4. Gunakan “suara guru” versi Anda


Tidak berteriak bukan berarti membiarkan anak-anak lolos dari perilaku yang tidak Anda setujui. Anda dapat dan harus benar-benar berbicara tentang perilakunya, tetapi dengan tenang dan tegas. Kolari sering menyamakannya dengan kejadian di pesawat saat turbulensi.


Demikian pula jika berteriak dan meneriaki anak, mereka akan lebih fokus pada kemarahan Anda daripada pada pelajaran atau pesan yang Anda coba sampaikan.


“Temukan suara berwibawa itu – suara yang akan digunakan guru di kelas. Ini jauh lebih efektif."

5. Mengulangi hal yang sama bukan berarti Anda gagal


Hal itu pertanda bahwa Anda sedang melakukan pekerjaan Anda.


“Dalam banyak hal, peran orangtua adalah bertindak seperti lobus frontal anak mereka yang tidak berkembang sepenuhnya sampai berusia 20 tahunan. Anak perlu mendengar beberapa hal berulang-ulang sampai mereka memahaminya,” kata Kolari.

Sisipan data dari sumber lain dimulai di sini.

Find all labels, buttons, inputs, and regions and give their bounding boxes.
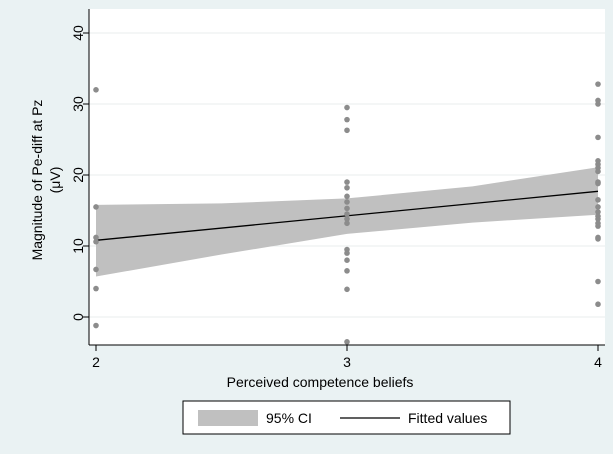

Jadi, pengulangan tidak selalu pertanda gagal atau tidak disiplin. Ini berarti Anda melakukan pekerjaan sebagai orangtua dan mengulang pelajaran yang perlu anak-anak dengar saat mereka sedang tumbuh dan berkembang. Namun, sesekali berteriak pada anak pun dibutuhkan.

"Jika Anda membesarkan anak yang tidak pernah dimarahi, Anda tetap akan mengacaukannya," Kolari tertawa.


Nantinya mereka akan gampang hancur ketika dimarahi oleh teman, atau pelatih atau bos di kantor. Jadi, jika Anda merasa tidak baik karena sudah berteriak, cobalah minta maaf.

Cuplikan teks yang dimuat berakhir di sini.